La France attache une grande importance aux principes directeurs de l'OCDE à l'intention des entreprises multinationales, qui ont été révisés l'an dernier afin de permettre une meilleure mise uvre. Je me réjouis que le Mexique se soit rallié à la révision de ces principes directeurs.
Mais trop de pays restent encore en margé des réseaux de l'économie mondialisée . leur permettre de s'intégrer et de bénéficier pleinement du développement des échanges doit être une des priorités de la prochaine conférence de l'OMC qui va se tenir au Qatar à l'automne.
D'ores et déjà, et pour contredire ceux qui décrivent l'Europe comme une " citadelle assiégée ", l'Union a décidé d'ouvrir son marché à l'ensemble des produits en provenance des pays les moins avancés et appelle les autres pays industrialisés ainsi que les grands pays émergents comme le Mexique à s'engager dans cette voie.
Pour importante qu'elle soit, cette décision n'épuise pas nos engagements envers les pays les plus pauvres.

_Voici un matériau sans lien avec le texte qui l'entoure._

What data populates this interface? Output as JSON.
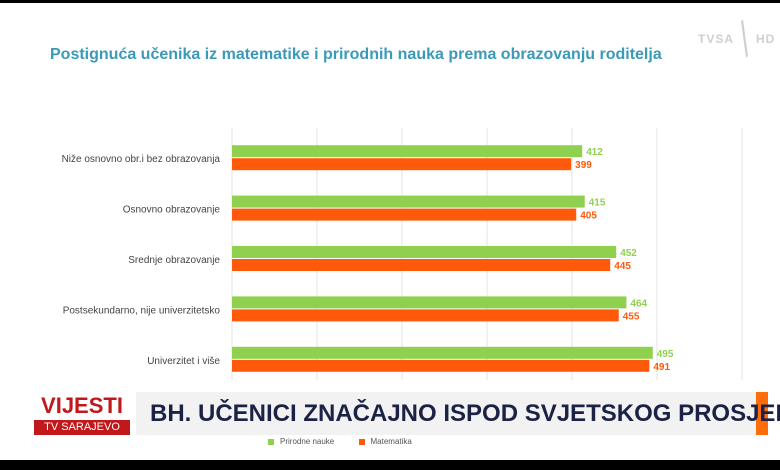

Ceux qui ne peuvent encore tirer du commerce des ressources suffisantes ont besoin de l'aide publique au développement. La France continuera d'y consacrer un effort majeur. Pour ces pays, le premier obstacle au développement reste le poids de la dette. La France était l'hôte du sommet de Lyon où a été proposée, en 1996, l'initiative d'allègement de la dette des pays pauvres très endettés et participe pleinement à cet effort. Nous devons maintenant veiller à ce que les sommes libérées par la réduction de la dette soient bien utilisées pour réduire la pauvreté, dans un cadre d'action concerté entre les grandes institutions internationales : FMI, Banque Mondiale, OMC et CNUCED.

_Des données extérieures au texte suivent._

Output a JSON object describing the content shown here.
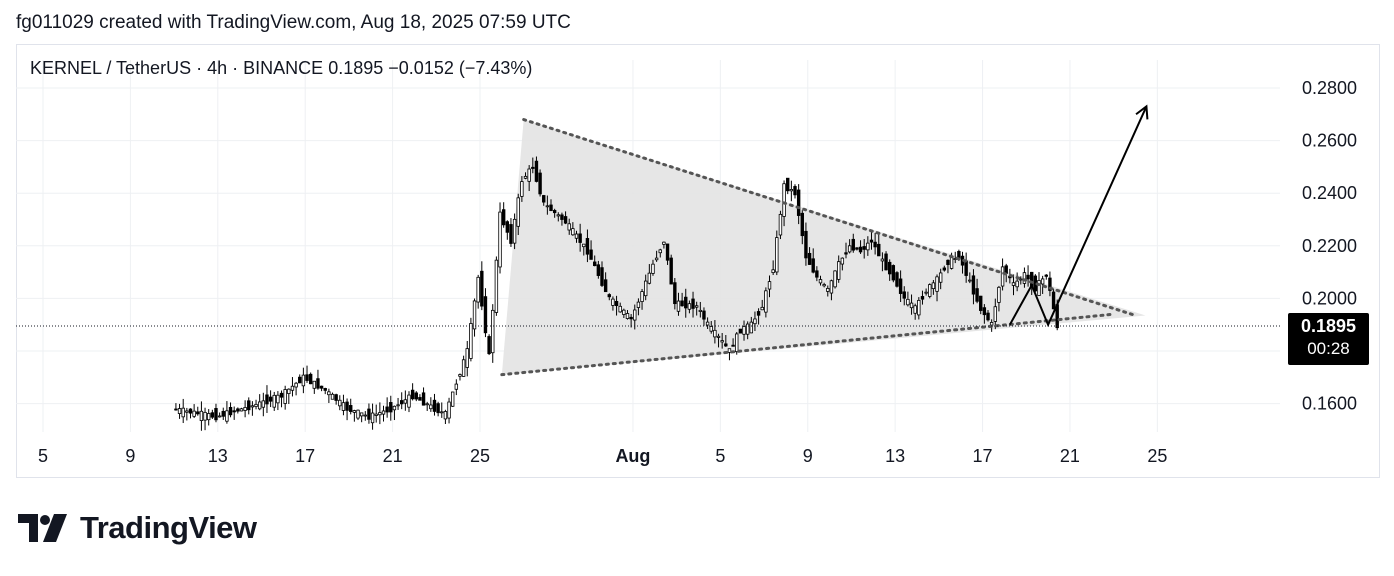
{
  "caption": "fg011029 created with TradingView.com, Aug 18, 2025 07:59 UTC",
  "header": {
    "symbol": "KERNEL / TetherUS",
    "interval": "4h",
    "exchange": "BINANCE",
    "last": "0.1895",
    "change": "−0.0152",
    "change_pct": "(−7.43%)",
    "separator": "·"
  },
  "price_tag": {
    "price": "0.1895",
    "countdown": "00:28",
    "bg": "#000000"
  },
  "brand": {
    "name": "TradingView"
  },
  "colors": {
    "candle": "#000000",
    "pattern_fill": "#e3e3e3",
    "trend_line": "#555555",
    "grid": "#eef0f3"
  },
  "chart_data": {
    "type": "candlestick",
    "title": "KERNEL / TetherUS · 4h · BINANCE",
    "y_axis": {
      "ticks": [
        "0.2800",
        "0.2600",
        "0.2400",
        "0.2200",
        "0.2000",
        "0.1600"
      ],
      "range": [
        0.15,
        0.29
      ],
      "side": "right"
    },
    "x_axis": {
      "ticks": [
        {
          "label": "5",
          "date": "2025-07-05"
        },
        {
          "label": "9",
          "date": "2025-07-09"
        },
        {
          "label": "13",
          "date": "2025-07-13"
        },
        {
          "label": "17",
          "date": "2025-07-17"
        },
        {
          "label": "21",
          "date": "2025-07-21"
        },
        {
          "label": "25",
          "date": "2025-07-25"
        },
        {
          "label": "Aug",
          "date": "2025-08-01",
          "bold": true
        },
        {
          "label": "5",
          "date": "2025-08-05"
        },
        {
          "label": "9",
          "date": "2025-08-09"
        },
        {
          "label": "13",
          "date": "2025-08-13"
        },
        {
          "label": "17",
          "date": "2025-08-17"
        },
        {
          "label": "21",
          "date": "2025-08-21"
        },
        {
          "label": "25",
          "date": "2025-08-25"
        }
      ],
      "range": [
        "2025-07-04",
        "2025-08-29"
      ]
    },
    "grid": true,
    "current_price": 0.1895,
    "price_path": [
      [
        "2025-07-11",
        0.158
      ],
      [
        "2025-07-13",
        0.155
      ],
      [
        "2025-07-15",
        0.16
      ],
      [
        "2025-07-16",
        0.163
      ],
      [
        "2025-07-17",
        0.17
      ],
      [
        "2025-07-18",
        0.165
      ],
      [
        "2025-07-19",
        0.158
      ],
      [
        "2025-07-20",
        0.155
      ],
      [
        "2025-07-21",
        0.158
      ],
      [
        "2025-07-22",
        0.163
      ],
      [
        "2025-07-23",
        0.158
      ],
      [
        "2025-07-23T12",
        0.156
      ],
      [
        "2025-07-24",
        0.168
      ],
      [
        "2025-07-24T12",
        0.18
      ],
      [
        "2025-07-25",
        0.208
      ],
      [
        "2025-07-25T12",
        0.178
      ],
      [
        "2025-07-26",
        0.232
      ],
      [
        "2025-07-26T12",
        0.222
      ],
      [
        "2025-07-27",
        0.245
      ],
      [
        "2025-07-27T12",
        0.25
      ],
      [
        "2025-07-28",
        0.236
      ],
      [
        "2025-07-29",
        0.229
      ],
      [
        "2025-07-30",
        0.218
      ],
      [
        "2025-07-31",
        0.2
      ],
      [
        "2025-08-01",
        0.192
      ],
      [
        "2025-08-02",
        0.213
      ],
      [
        "2025-08-02T12",
        0.222
      ],
      [
        "2025-08-03",
        0.198
      ],
      [
        "2025-08-04",
        0.197
      ],
      [
        "2025-08-04T12",
        0.19
      ],
      [
        "2025-08-05",
        0.185
      ],
      [
        "2025-08-05T12",
        0.18
      ],
      [
        "2025-08-06",
        0.188
      ],
      [
        "2025-08-06T12",
        0.19
      ],
      [
        "2025-08-07",
        0.197
      ],
      [
        "2025-08-07T12",
        0.212
      ],
      [
        "2025-08-08",
        0.243
      ],
      [
        "2025-08-08T12",
        0.24
      ],
      [
        "2025-08-09",
        0.216
      ],
      [
        "2025-08-09T12",
        0.208
      ],
      [
        "2025-08-10",
        0.203
      ],
      [
        "2025-08-10T12",
        0.213
      ],
      [
        "2025-08-11",
        0.22
      ],
      [
        "2025-08-11T12",
        0.218
      ],
      [
        "2025-08-12",
        0.222
      ],
      [
        "2025-08-12T12",
        0.214
      ],
      [
        "2025-08-13",
        0.208
      ],
      [
        "2025-08-13T12",
        0.2
      ],
      [
        "2025-08-14",
        0.196
      ],
      [
        "2025-08-14T12",
        0.203
      ],
      [
        "2025-08-15",
        0.207
      ],
      [
        "2025-08-15T12",
        0.214
      ],
      [
        "2025-08-16",
        0.216
      ],
      [
        "2025-08-16T12",
        0.206
      ],
      [
        "2025-08-17",
        0.196
      ],
      [
        "2025-08-17T12",
        0.19
      ],
      [
        "2025-08-18",
        0.212
      ],
      [
        "2025-08-18T12",
        0.205
      ],
      [
        "2025-08-19",
        0.209
      ],
      [
        "2025-08-19T12",
        0.204
      ],
      [
        "2025-08-20",
        0.209
      ],
      [
        "2025-08-20T12",
        0.1895
      ]
    ],
    "annotations": {
      "triangle": {
        "upper": [
          [
            "2025-07-27",
            0.268
          ],
          [
            "2025-08-24",
            0.195
          ]
        ],
        "lower": [
          [
            "2025-07-26",
            0.171
          ],
          [
            "2025-08-23",
            0.194
          ]
        ],
        "style": "dotted",
        "fill": "#e3e3e3"
      },
      "projection": [
        [
          "2025-08-21",
          0.19
        ],
        [
          "2025-08-22",
          0.205
        ],
        [
          "2025-08-23",
          0.19
        ],
        [
          "2025-08-27",
          0.273
        ]
      ],
      "price_line": 0.1895
    }
  }
}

Un exemple concret de ce dialogue qui peut se nouer entre le politique et l'économique vient d'être donné par les négociations entre l'Afrique du Sud et les entreprises pharmaceutiques autour de la question de "s médicaments génériques. Vous le savez, la pandémie de SIDA qui touche le continent africain est un désastre sanitaire, mais aussi social et économique pour ces pays. Au Botswana par exemple, un jeune de votre âge a deux chances sur trois de mourir du SIDA.
On ne peut pas attendre que les populations du sud soient solvables pour qu'elles aient le droit de se soigner et on ne peut s'en remettre au seul fonctionnement du marché, incapable de fixer spontanément un prix équitable pour ces traitements.
Sous la pression des ONG et de l'opinion publique, il faut bien le dire, plusieurs entreprises pharmaceutiques ont déjà pris l'engagement de fournir les médicaments à prix réduits.
La communauté internationale doit accompagner cet effort et mettre en place un système de prix différenciés tout en évitant que les traitements fournis à prix réduits dans les pays en développement ne fassent l'objet d'un trafic pour retourner vers le Nord. C'est l'esprit de la coopération entre l'OMS et l'OMC.
Conclusion :
J'ai bien conscience d'avoir évoqué plus de problèmes que de solutions. Mais, vous devez en être convaincus, la régulation internationale cherche sa voie et progresse régulièrement. Les progrès réalisés ces dernières années ont souvent été suscités par les interrogations et les questionnements de la société civile. C'est aux Etats, qui bénéficient de la légitimité démocratique, d'apporter des réponses à ces interpellations. C'est à eux de trouver les bons équilibres des intérêts, des besoins et des aspirations souvent contradictoires.
Pour l'ouverture du Congrès de la paix en 1849, Victor Hugo a écrit : " Un jour viendra où il n'y aura plus d'autres champs de bataille que les marchés s'ouvrant au commerce et les esprits aux idées. ".
Ce jour est peut-être enfin arrivé si nous parvenons à maîtriser la mondialisation ; si nous parvenons, ensemble, à lui donner ces règles qui garantissent que la pure tentation du profit ne l'emporte pas sur le respect de la justice sociale ou de l'environnement.